Verschillende landen vervolgen homo’s vanwege hun geaardheid en dit kan dan ook een reden zijn om asiel te verlenen. Nederland werd bekritiseerd om de manier waarop ze met deze aanvragen omgingen. Het Europese Hof van Justitie heeft geoordeeld dat vluchtelingen die asiel aanvragen omwille van hun geaardheid geen tests hoeven ondergaan om hun homoseksualiteit te bewijzen. Wel mag een algemene check worden gedaan.
Het Europees Hof van Justitie onderzocht de zaak van drie asielzoekers van wie de asielaanvraag in Nederland werd afgewezen omdat hun geaardheid niet kon worden aangetoond.
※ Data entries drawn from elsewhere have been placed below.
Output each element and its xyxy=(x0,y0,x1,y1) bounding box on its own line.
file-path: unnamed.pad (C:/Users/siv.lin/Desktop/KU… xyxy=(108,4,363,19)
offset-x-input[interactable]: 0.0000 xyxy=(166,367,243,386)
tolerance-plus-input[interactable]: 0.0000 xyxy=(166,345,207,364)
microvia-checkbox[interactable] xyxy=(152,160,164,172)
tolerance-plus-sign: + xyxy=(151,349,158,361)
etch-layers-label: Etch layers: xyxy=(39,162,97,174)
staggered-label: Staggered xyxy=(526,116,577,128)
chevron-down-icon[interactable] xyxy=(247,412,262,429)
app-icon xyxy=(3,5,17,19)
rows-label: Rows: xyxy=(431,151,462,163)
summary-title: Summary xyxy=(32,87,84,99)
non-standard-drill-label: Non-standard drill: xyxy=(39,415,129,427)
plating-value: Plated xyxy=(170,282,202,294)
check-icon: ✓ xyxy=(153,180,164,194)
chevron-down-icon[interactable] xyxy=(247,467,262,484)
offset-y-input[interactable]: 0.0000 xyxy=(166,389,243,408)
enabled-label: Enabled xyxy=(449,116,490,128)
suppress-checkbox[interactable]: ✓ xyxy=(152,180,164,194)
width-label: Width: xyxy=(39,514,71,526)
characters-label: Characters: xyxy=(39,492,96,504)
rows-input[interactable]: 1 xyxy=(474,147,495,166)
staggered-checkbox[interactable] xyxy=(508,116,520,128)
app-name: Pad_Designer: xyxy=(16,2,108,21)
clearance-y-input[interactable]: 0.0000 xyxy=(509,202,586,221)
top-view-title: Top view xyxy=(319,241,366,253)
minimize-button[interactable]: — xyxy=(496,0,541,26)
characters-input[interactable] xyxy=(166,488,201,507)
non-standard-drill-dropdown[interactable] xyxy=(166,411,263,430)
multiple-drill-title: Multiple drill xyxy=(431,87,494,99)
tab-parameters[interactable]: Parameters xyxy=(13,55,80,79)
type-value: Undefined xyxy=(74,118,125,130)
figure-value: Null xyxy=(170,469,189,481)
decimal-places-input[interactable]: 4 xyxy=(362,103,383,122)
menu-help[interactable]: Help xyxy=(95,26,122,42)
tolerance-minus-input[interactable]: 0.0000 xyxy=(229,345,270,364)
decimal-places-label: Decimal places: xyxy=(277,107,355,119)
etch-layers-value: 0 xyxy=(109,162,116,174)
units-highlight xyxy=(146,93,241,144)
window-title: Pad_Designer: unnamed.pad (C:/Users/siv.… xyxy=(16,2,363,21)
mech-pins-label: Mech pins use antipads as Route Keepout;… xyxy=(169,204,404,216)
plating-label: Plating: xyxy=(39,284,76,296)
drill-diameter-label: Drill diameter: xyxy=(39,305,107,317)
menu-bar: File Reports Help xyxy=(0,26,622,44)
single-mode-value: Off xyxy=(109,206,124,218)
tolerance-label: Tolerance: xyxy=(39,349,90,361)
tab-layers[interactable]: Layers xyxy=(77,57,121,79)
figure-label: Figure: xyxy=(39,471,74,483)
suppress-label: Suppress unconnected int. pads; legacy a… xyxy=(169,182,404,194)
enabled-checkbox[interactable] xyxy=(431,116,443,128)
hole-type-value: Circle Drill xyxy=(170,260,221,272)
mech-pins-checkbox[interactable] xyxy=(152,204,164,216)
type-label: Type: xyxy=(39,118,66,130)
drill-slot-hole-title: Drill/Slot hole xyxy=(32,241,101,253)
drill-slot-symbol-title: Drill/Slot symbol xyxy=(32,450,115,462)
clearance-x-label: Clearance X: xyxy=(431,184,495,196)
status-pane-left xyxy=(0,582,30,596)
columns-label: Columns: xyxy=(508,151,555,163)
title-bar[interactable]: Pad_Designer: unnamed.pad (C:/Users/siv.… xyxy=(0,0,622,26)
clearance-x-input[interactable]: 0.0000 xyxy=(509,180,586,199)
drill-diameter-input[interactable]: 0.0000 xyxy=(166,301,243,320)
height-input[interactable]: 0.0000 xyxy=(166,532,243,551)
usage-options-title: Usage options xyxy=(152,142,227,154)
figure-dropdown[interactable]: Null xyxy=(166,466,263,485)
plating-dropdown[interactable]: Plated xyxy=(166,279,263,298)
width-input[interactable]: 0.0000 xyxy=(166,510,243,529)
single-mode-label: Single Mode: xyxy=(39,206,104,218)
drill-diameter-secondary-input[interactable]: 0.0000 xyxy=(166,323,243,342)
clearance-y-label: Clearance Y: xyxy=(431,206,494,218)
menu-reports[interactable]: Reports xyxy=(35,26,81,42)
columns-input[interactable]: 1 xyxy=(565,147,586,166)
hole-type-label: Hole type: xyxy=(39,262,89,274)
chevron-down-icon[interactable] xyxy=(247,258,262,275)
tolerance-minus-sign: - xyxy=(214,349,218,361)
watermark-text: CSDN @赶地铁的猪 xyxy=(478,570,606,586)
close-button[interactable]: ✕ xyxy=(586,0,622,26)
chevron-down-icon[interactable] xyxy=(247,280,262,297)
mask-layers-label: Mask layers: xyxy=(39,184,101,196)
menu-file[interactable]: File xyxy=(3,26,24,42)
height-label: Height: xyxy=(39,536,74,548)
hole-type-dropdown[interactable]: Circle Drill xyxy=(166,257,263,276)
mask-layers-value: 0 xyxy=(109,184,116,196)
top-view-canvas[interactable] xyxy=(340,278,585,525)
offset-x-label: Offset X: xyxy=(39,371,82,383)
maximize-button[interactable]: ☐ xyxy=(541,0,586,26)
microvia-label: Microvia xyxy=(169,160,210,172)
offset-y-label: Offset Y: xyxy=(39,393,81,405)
De drie, die door het Hof A, B en C worden genoemd, zijn afkomstig uit Afghanistan, Gambia en Oeganda.
Ze verklaarden in Nederland dat ze in eigen land vervolgd dreigden te worden omdat ze homo zijn. Maar omdat hun geaardheid niet kon worden bewezen, wezen de Nederlandse asielinstanties hun aanvragen af. De drie tekenden beroep aan, waarop de Nederlandse Raad van State de vraag doorspeelde aan het Europees Hof in Luxemburg: welke grenzen worden er gesteld aan de verificatie van de seksuele geaardheid van asielzoekers?
Erectietest
In het Verenigd Koninkrijk kwam aan het licht dat een asielzoeker ‘choquerend vernederende’ vragen kreeg voorgeschoteld, bericht de Britse omroep BBC. Een rapport dat in oktober 2014 gepubliceerd werd, gaf aan dat meer dan een op de tien interviews vragen van ‘onaanvaardbare aard’ bevatte.
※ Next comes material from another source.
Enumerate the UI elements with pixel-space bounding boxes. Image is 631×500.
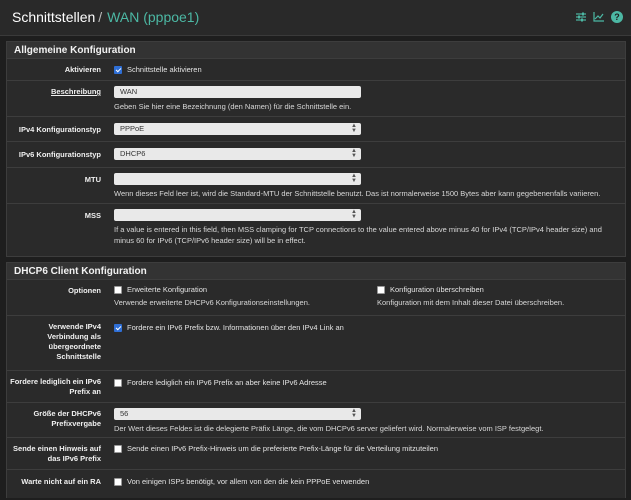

Verschillende andere Europese landen onderwerpen zelfverklaarde homoseksuelen aan tests om hun geaardheid te onderzoeken. Dat is in Nederland niet het geval, maar bijvoorbeeld wel in Tsjechië en Slovakije, waar pornografische afbeeldingen getoond werden en vervolgens de fysieke reactie gemeten werd – de zogenaamde phallometrie-methode. Zulke medische tests en verzoeken aan asielzoekers om video-opnamen van hun seksuele handelingen voor te leggen, kunnen niet door de beugel, meent het Hof. “Zij hebben niet noodzakelijkerwijs bewijswaarde en zouden afbreuk doen aan de menselijke waardigheid.”
Geen bewijsmateriaal leveren
Volgens de recente uitspraak moet over de geaardheid van een vluchteling geoordeeld worden conform de EU-wetgeving en met respect voor het privé- en familieleven.
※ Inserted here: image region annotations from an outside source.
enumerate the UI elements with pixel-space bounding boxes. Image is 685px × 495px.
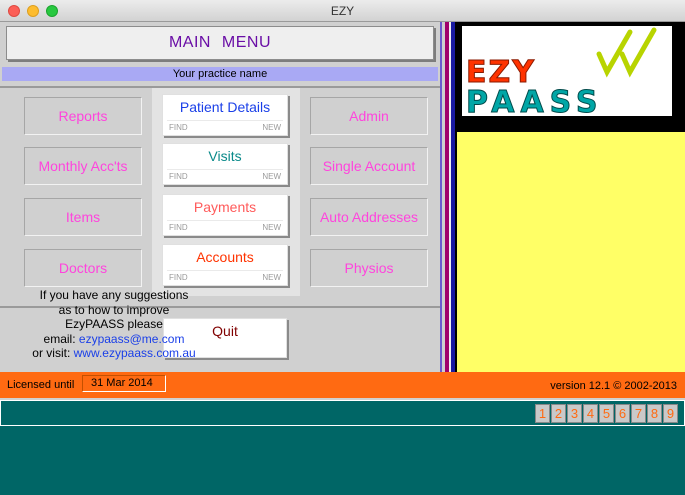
patient-find-link[interactable]: FIND (169, 123, 188, 132)
physios-button[interactable]: Physios (310, 249, 428, 287)
bottom-area (0, 426, 685, 495)
page-8-button[interactable]: 8 (647, 404, 662, 423)
payments-find-link[interactable]: FIND (169, 223, 188, 232)
page-1-button[interactable]: 1 (535, 404, 550, 423)
page-5-button[interactable]: 5 (599, 404, 614, 423)
page-number-buttons: 1 2 3 4 5 6 7 8 9 (534, 404, 678, 423)
title-bar: EZY (0, 0, 685, 22)
email-link[interactable]: ezypaass@me.com (79, 332, 185, 346)
main-menu-header: MAIN MENU (6, 26, 434, 60)
payments-new-link[interactable]: NEW (262, 223, 281, 232)
single-account-button[interactable]: Single Account (310, 147, 428, 185)
accounts-label: Accounts (196, 249, 254, 265)
logo-text-paass: PAASS (466, 85, 604, 116)
practice-name: Your practice name (2, 67, 438, 81)
accounts-new-link[interactable]: NEW (262, 273, 281, 282)
reports-button[interactable]: Reports (24, 97, 142, 135)
monthly-accts-button[interactable]: Monthly Acc'ts (24, 147, 142, 185)
suggestions-panel (457, 132, 685, 372)
patient-details-label: Patient Details (179, 99, 271, 115)
visits-find-link[interactable]: FIND (169, 172, 188, 181)
patient-new-link[interactable]: NEW (262, 123, 281, 132)
page-2-button[interactable]: 2 (551, 404, 566, 423)
admin-button[interactable]: Admin (310, 97, 428, 135)
page-6-button[interactable]: 6 (615, 404, 630, 423)
accounts-find-link[interactable]: FIND (169, 273, 188, 282)
page-3-button[interactable]: 3 (567, 404, 582, 423)
accounts-button[interactable]: Accounts FIND NEW (162, 244, 288, 286)
page-4-button[interactable]: 4 (583, 404, 598, 423)
page-7-button[interactable]: 7 (631, 404, 646, 423)
window-title: EZY (330, 4, 355, 18)
suggestions-text: If you have any suggestions as to how to… (32, 288, 196, 360)
main-window: MAIN MENU Your practice name Reports Mon… (0, 22, 685, 495)
patient-details-button[interactable]: Patient Details FIND NEW (162, 94, 288, 136)
main-menu-title: MAIN MENU (168, 34, 272, 51)
page-bar: 1 2 3 4 5 6 7 8 9 (0, 400, 685, 426)
logo-area: EZY PAASS (457, 22, 685, 132)
doctors-button[interactable]: Doctors (24, 249, 142, 287)
license-date: 31 Mar 2014 (82, 375, 166, 392)
version-text: version 12.1 © 2002-2013 (550, 380, 677, 392)
visits-button[interactable]: Visits FIND NEW (162, 143, 288, 185)
items-button[interactable]: Items (24, 198, 142, 236)
license-label: Licensed until (7, 379, 75, 391)
ezypaass-logo: EZY PAASS (462, 26, 672, 121)
license-bar: Licensed until 31 Mar 2014 version 12.1 … (0, 372, 685, 398)
website-link[interactable]: www.ezypaass.com.au (74, 346, 196, 360)
center-panel: Patient Details FIND NEW Visits FIND NEW… (152, 88, 300, 296)
auto-addresses-button[interactable]: Auto Addresses (310, 198, 428, 236)
visits-label: Visits (208, 148, 242, 164)
visits-new-link[interactable]: NEW (262, 172, 281, 181)
payments-button[interactable]: Payments FIND NEW (162, 194, 288, 236)
payments-label: Payments (193, 199, 257, 215)
page-9-button[interactable]: 9 (663, 404, 678, 423)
Autoriteiten van de lidstaten mogen bij de ondervraging van asielzoekers wel vragen naar hun geaardheid, maar niet naar seksuele praktijken. Zo mag er bijvoorbeeld niet gevraagd worden naar de wijze waarop de asielzoeker praktische invulling geeft aan zijn seksuele geaardheid. Ook de vraag naar video-opnames van seksuele handelingen ter bewijs van de geaardheid is niet toegestaan.
Volgens de uitspraak van het hof mogen lidstaten niet vragen naar bewijzen van homoseksualiteit of het laten verrichten van homoseksuele handelingen. Een lidstaat mag ook niet concluderen dat iemand niet homoseksueel is als hij niet voldoet aan bekende stereotypen. Als een asielzoeker geen vragen beantwoordt over de persoonlijke situatie, is dat geen geldige reden om diens geloofwaardigheid te verwerpen.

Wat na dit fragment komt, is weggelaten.